Maggie turned quite pale. "Oh, Tom, why didn't you ask me?"

"I wasn't going to ask you for a bit, you greedy. You might have
thought of it without, when you knew I gave you the best bit."

"But I wanted you to have it; you know I did," said Maggie, in
an injured tone.

"Yes, but I wasn't going to do what wasn't fair, like Spouncer.
He always takes the best bit, if you don't punch him for it; and if
you choose the best with your eyes shut, he changes his hands. But
if I go halves, I'll go 'em fair; only I wouldn't be a greedy."

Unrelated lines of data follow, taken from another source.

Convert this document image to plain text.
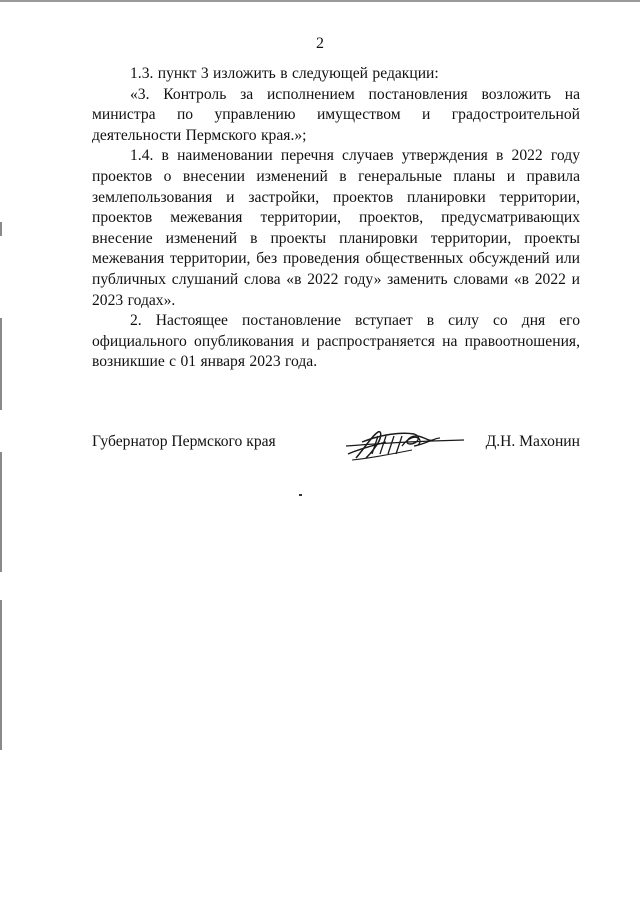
2

1.3. пункт 3 изложить в следующей редакции:

«3. Контроль за исполнением постановления возложить на министра по управлению имуществом и градостроительной деятельности Пермского края.»;

1.4. в наименовании перечня случаев утверждения в 2022 году проектов о внесении изменений в генеральные планы и правила землепользования и застройки, проектов планировки территории, проектов межевания территории, проектов, предусматривающих внесение изменений в проекты планировки территории, проекты межевания территории, без проведения общественных обсуждений или публичных слушаний слова «в 2022 году» заменить словами «в 2022 и 2023 годах».

2. Настоящее постановление вступает в силу со дня его официального опубликования и распространяется на правоотношения, возникшие с 01 января 2023 года.

Губернатор Пермского края	Д.Н. Махонин
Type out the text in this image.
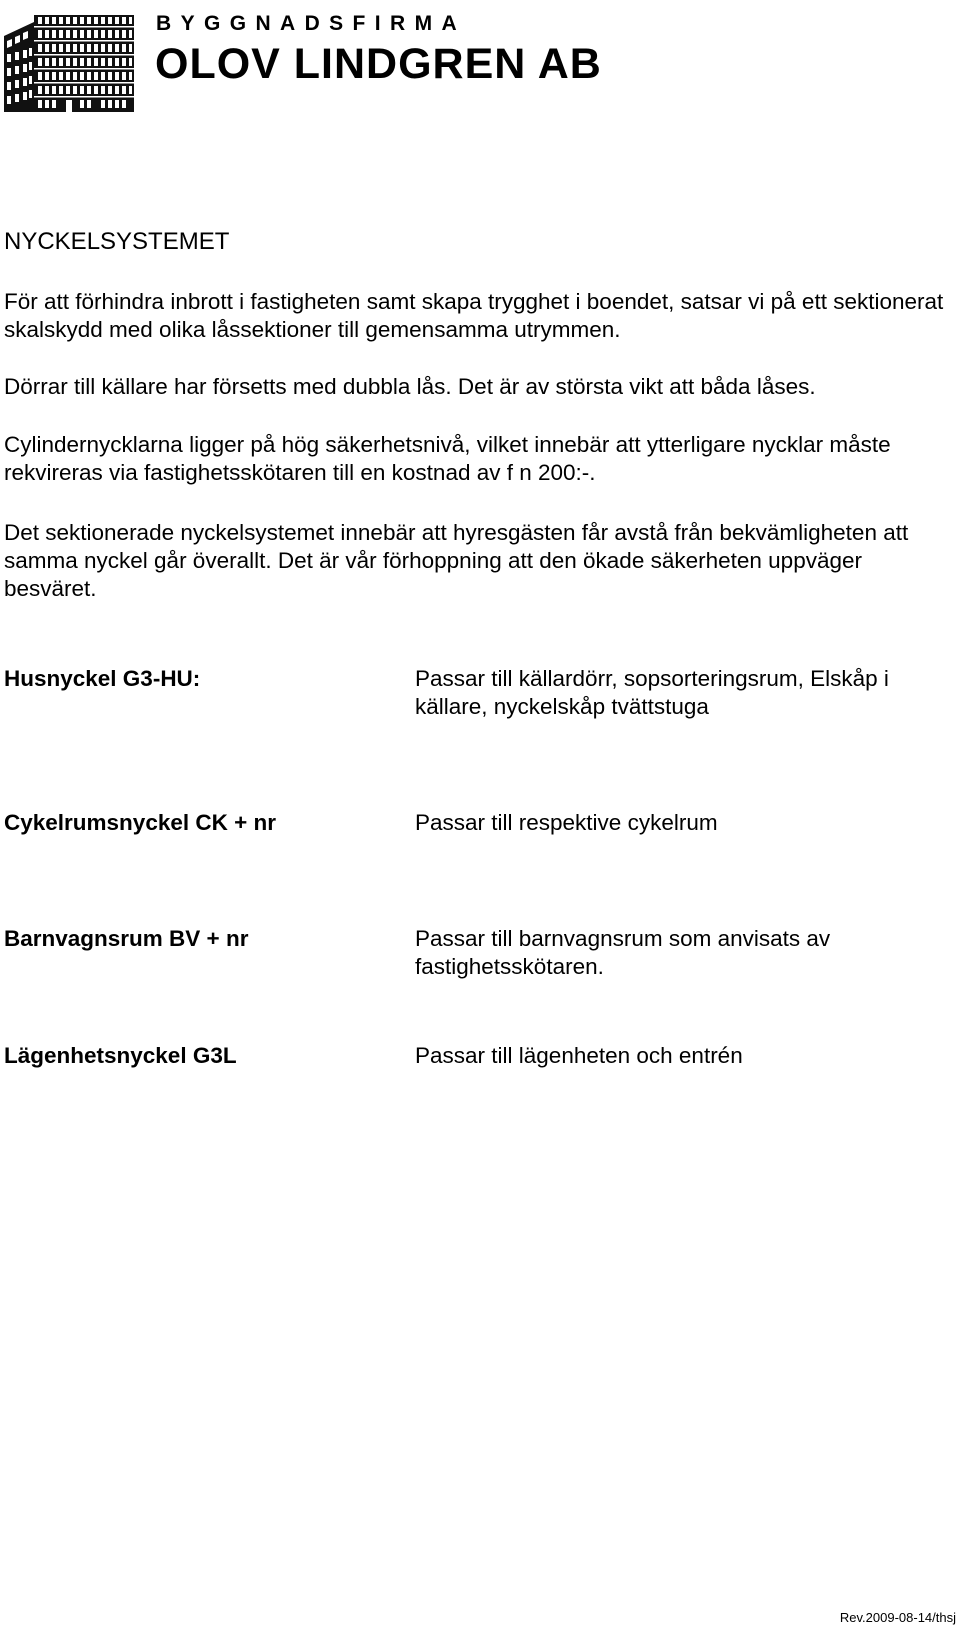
BYGGNADSFIRMA
OLOV LINDGREN AB
NYCKELSYSTEMET
För att förhindra inbrott i fastigheten samt skapa trygghet i boendet, satsar vi på ett sektionerat skalskydd med olika låssektioner till gemensamma utrymmen.
Dörrar till källare har försetts med dubbla lås. Det är av största vikt att båda låses.
Cylindernycklarna ligger på hög säkerhetsnivå, vilket innebär att ytterligare nycklar måste rekvireras via fastighetsskötaren till en kostnad av f n 200:-.
Det sektionerade nyckelsystemet innebär att hyresgästen får avstå från bekvämligheten att samma nyckel går överallt. Det är vår förhoppning att den ökade säkerheten uppväger besväret.
Husnyckel G3-HU:	Passar till källardörr, sopsorteringsrum, Elskåp i källare, nyckelskåp tvättstuga
Cykelrumsnyckel CK + nr	Passar till respektive cykelrum
Barnvagnsrum BV + nr	Passar till barnvagnsrum som anvisats av fastighetsskötaren.
Lägenhetsnyckel G3L	Passar till lägenheten och entrén
Rev.2009-08-14/thsj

With this cutting innuendo, Tom jumped down from his bough, and
threw a stone with a "hoigh!" as a friendly attention to Yap, who
had also been looking on while the eatables vanished, with an
agitation of his ears and feelings which could hardly have been
without bitterness. Yet the excellent dog accepted Tom's attention
with as much alacrity as if he had been treated quite
generously.

But Maggie, gifted with that superior power of misery which
distinguishes the human being, and places him at a proud distance
from the most melancholy chimpanzee, sat still on her bough, and
gave herself up to the keen sense of unmerited reproach. She would
have given the world not to have eaten all her puff, and to have
saved some of it for Tom. Not but that the puff was very nice, for
Maggie's palate was not at all obtuse, but she would have gone
without it many times over, sooner than Tom should call her greedy
and be cross with her. And he had said he wouldn't have it, and she
ate it without thinking; how could she help it? The tears flowed so
plentifully that Maggie saw nothing around her for the next ten
minutes; but by that time resentment began to give way to the
desire of reconciliation, and she jumped from her bough to look for
Tom. He was no longer in the paddock behind the rickyard; where was
he likely to be gone, and Yap with him? Maggie ran to the high bank
against the great holly-tree, where she could see far away toward
the Floss. There was Tom; but her heart sank again as she saw how
far off he was on his way to the great river, and that he had
another companion besides Yap,–naughty Bob Jakin, whose official,
if not natural, function of frightening the birds was just now at a
standstill. Maggie felt sure that Bob was wicked, without very
distinctly knowing why; unless it was because Bob's mother was a
dreadfully large fat woman, who lived at a queer round house down
the river; and once, when Maggie and Tom had wandered thither,
there rushed out a brindled dog that wouldn't stop barking; and
when Bob's mother came out after it, and screamed above the barking
to tell them not to be frightened, Maggie thought she was scolding
them fiercely, and her heart beat with terror. Maggie thought it
very likely that the round house had snakes on the floor, and bats
in the bedroom; for she had seen Bob take off his cap to show Tom a
little snake that was inside it, and another time he had a handful
of young bats: altogether, he was an irregular character, perhaps
even slightly diabolical, judging from his intimacy with snakes and
bats; and to crown all, when Tom had Bob for a companion, he didn't
mind about Maggie, and would never let her go with him.